Brengsek. Brengsek. Brengsek.

"Oh begitu?" Sialan. Sejauh apa lagi kau mau menyakitiku Halilintar?

Hanya deheman yang diterimanya sebagai respon. Ying memilih untuk diam. Mau merespon pun ia juga tidak tidak tahu mau merespon apa. Ia lebih memilih bermain aman. Ia tidak ingin merespon jika akhirnya hanya akan membuatnya semakin terluka.

Sungguh, betapa mudahnya Tuhan membolak-balikkan hati. Hampir setahun ia berusaha untuk bebas dari Halilintar. Ia mencoba menyibukkan diri di organisasi, ikut kegiatan ini, ikut kegiatan itu, menggosip bersama teman-teman wanitanya bahkan ia rela masokis meminta tugas tambahan dari dosen. Semua itu dilakukannya agar dia amnesia tentang apapun yang berhubungan dengan pemuda itu. Supaya perasaanya pada Halilintar terbunuh.
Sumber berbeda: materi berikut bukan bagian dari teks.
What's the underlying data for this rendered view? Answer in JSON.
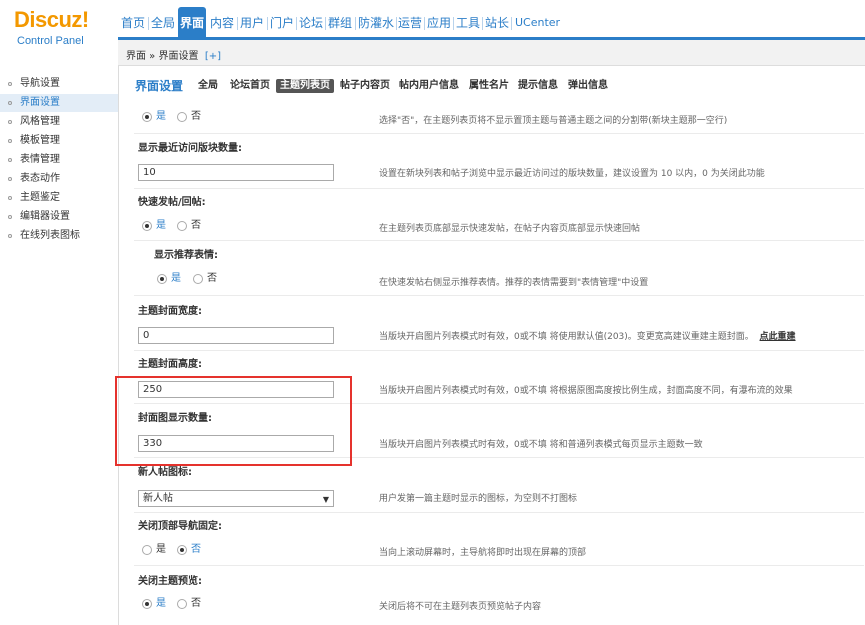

Supaya ia tidak sakit hati lagi ketika perasaannya tidak terbalas.

Tapi semua usahanya itu terasa sangat sia-sia begitu retinanya menangkap sosoknya lagi.

Halilintar masih diam. Begitu juga dirinya. Mungkin laki-laki itu sebenarnya gelisah menunggu seseorangnya. Penasaran juga, gadis seperti apa sih yang bisa membuat Halilintar berubah sebegitunya?

Lonceng pintu berdenting. Sepasang muda-mudi tertawa bebas ketika memasuki cafe. Melihatnya, Ying tersenyum kecil. Ia ingat pernah memiliki harapan –bahkan sampai sekarang sepertinya harapan itu masih ada. Berjalan dengan tangan yang mendekap lengan Halilintar semesra mungkin sampai membuat orang-orang di sekitar mereka iri.

Ah benar juga! Kenapa dia belum juga datang ya?

Ying memutuskan mencari ponsel dalam tas. Ia akan menghubunginya sekarang juga. Ying tidak mau menunggu jika tanpa kepastian.

"Bagaimana kalau kita main 20 pertanyaan?"

Ying menoleh. Tidak jadi mengirim pesan. "Apa?"

Apakah setelah dari sini ia harus membeli cotton bud? Sepertinya pendengarannya bermasalah. Tidak mungkin kan kalau Halilintar baru saja mengajaknya-

"20 pertanyaan. Kau masih ingat kan?"

Oh. Rupanya Halilintar serius.

Tentu saja! Aku yang mengenalkan permainan itu padanya.

"Bagaimana? mau tidak?"

Ying mengerjap. Sebenarnya itu permainan mudah sih, tapi kan jika sampai ia salah jawab entah ia harus mengelak bagaimana nanti. Bagaimana kalau nanti Halilintar bertanya yang tidak-tidak? bagaimana jika-

"Kenapa? Kau takut?" Seringai mulai terukir di wajah tampannya. Ugh! Ying benci kenapa ia malah mengagumi seringai itu.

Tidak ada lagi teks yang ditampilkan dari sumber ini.